What elements we have is determined by our use of the DTD. What sgml regions we have is determined by the DTD: sgmlrgn makes the following regions for us automatically:

So, if we had a proper SGML database of some HTML documents, we would have sgml regions like the following:

HTML
P
STRONG
META-T
INPUT-T
A-HREF
A-NAME
A-ALT

For empty elements, those elements that have a start tag, and no content or end tag (say, IMG or BR), region ELEMENT and region "ELEMENT-T" are congruent.

NOTE: regions whose names have characters other than [A-Za-z0-9] in them must be double-quoted to be interpreted by pat50 correctly.
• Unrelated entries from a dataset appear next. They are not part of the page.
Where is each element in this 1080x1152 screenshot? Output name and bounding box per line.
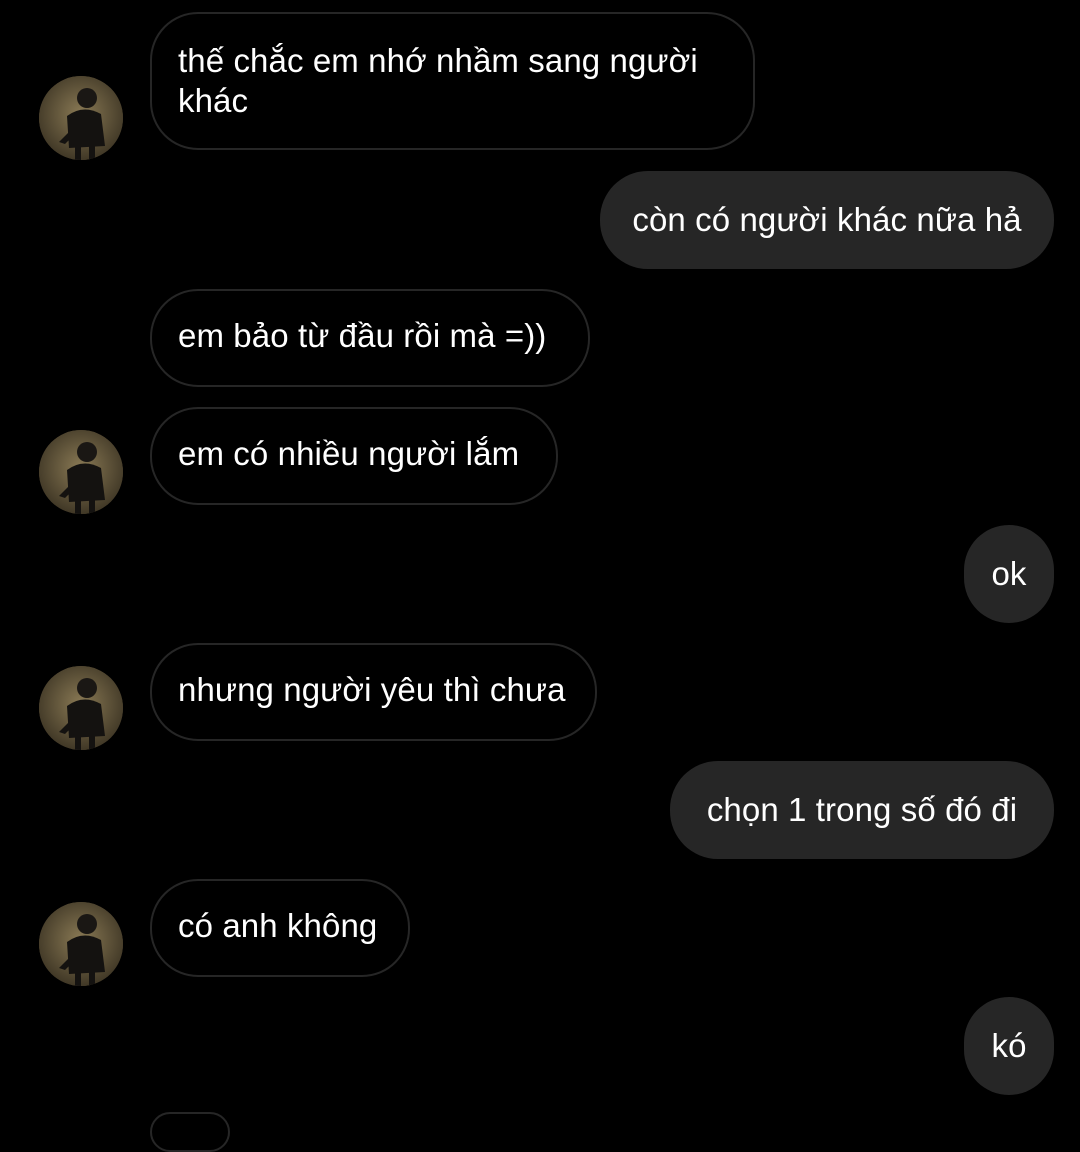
- message-text: ok: [991, 555, 1027, 592]
- outgoing-message[interactable]: kó: [964, 997, 1054, 1095]
- incoming-message-partial[interactable]: [150, 1112, 230, 1152]
- avatar-photo-icon: [39, 666, 123, 750]
- outgoing-message[interactable]: chọn 1 trong số đó đi: [670, 761, 1054, 859]
- avatar-photo-icon: [39, 76, 123, 160]
- outgoing-message[interactable]: ok: [964, 525, 1054, 623]
- message-text: kó: [991, 1027, 1027, 1064]
- message-text: có anh không: [178, 907, 378, 944]
- incoming-message[interactable]: em bảo từ đầu rồi mà =)): [150, 289, 590, 387]
- message-text: còn có người khác nữa hả: [632, 201, 1022, 238]
- message-text: em có nhiều người lắm: [178, 435, 520, 472]
- contact-avatar[interactable]: [39, 76, 123, 160]
- message-text: nhưng người yêu thì chưa: [178, 671, 566, 708]
- incoming-message[interactable]: có anh không: [150, 879, 410, 977]
- incoming-message[interactable]: thế chắc em nhớ nhầm sang người khác: [150, 12, 755, 150]
- message-text: thế chắc em nhớ nhầm sang người khác: [178, 42, 698, 119]
- avatar-photo-icon: [39, 902, 123, 986]
- incoming-message[interactable]: nhưng người yêu thì chưa: [150, 643, 597, 741]
- contact-avatar[interactable]: [39, 902, 123, 986]
- message-text: chọn 1 trong số đó đi: [706, 791, 1018, 828]
- contact-avatar[interactable]: [39, 666, 123, 750]
- avatar-photo-icon: [39, 430, 123, 514]
- outgoing-message[interactable]: còn có người khác nữa hả: [600, 171, 1054, 269]
- contact-avatar[interactable]: [39, 430, 123, 514]
- incoming-message[interactable]: em có nhiều người lắm: [150, 407, 558, 505]
- message-text: em bảo từ đầu rồi mà =)): [178, 317, 547, 354]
All the A-ATTRIB and ELEMENT-T regions must be so quoted, as must things like TEI.2. Fine argument for always double-quoting region names.

We can print out a list of all currently defined regions with the fabulously useful {ddinfo regionnames} command:

>> {ddinfo regionnames}
HTML-T [ ]
HEAD-T [ ]
TITLE-T [ ]
TITLE [ ]
A-NAME [ ]
A-CONTENT [ ]
META-T [ ]
META [ ]
HEAD [ ]
A-BGCOLOR [ ]
BODY-T [ ]
A-ALIGN [ ]
...
DIV-T [ ]
H3-T [ ]
H3 [ ]
DIV [ ]
A-SRC [ ]
A-ALT [ ]
IMG-T [ ]
IMG [ ]
BR-T [ ]
BR [ ]
>> 

The [ ] would usually hold some user-defined descriptive or annotative text about the region under PAT50 (say, how or why it was made by whom, especially important for fabricated regions), viz.:

    <Region>
      <Name>A-OTHERSOURCE</Name>
      <Desc>attribute describing the other source...</Desc>
      <File>
        <SysName>/home/pagliere/dlxs/idx/t/text/main.rgn</SysName>
        <ModDate>898201323</ModDate>
        <Offset>2279824</Offset>
      </File>
      <Count>4240</Count>
      <Type>pairs</Type>
    </Region>

Which renders in XPat in a {ddinfo regionnames} command as:

A-OTHERSOURCE [attribute describing the other source...]

We've never actually used this. We're not even sure there is a reason for using this.

{ddinfo regionnames} not only lists the sgml regions defined, but also any fabricated regions.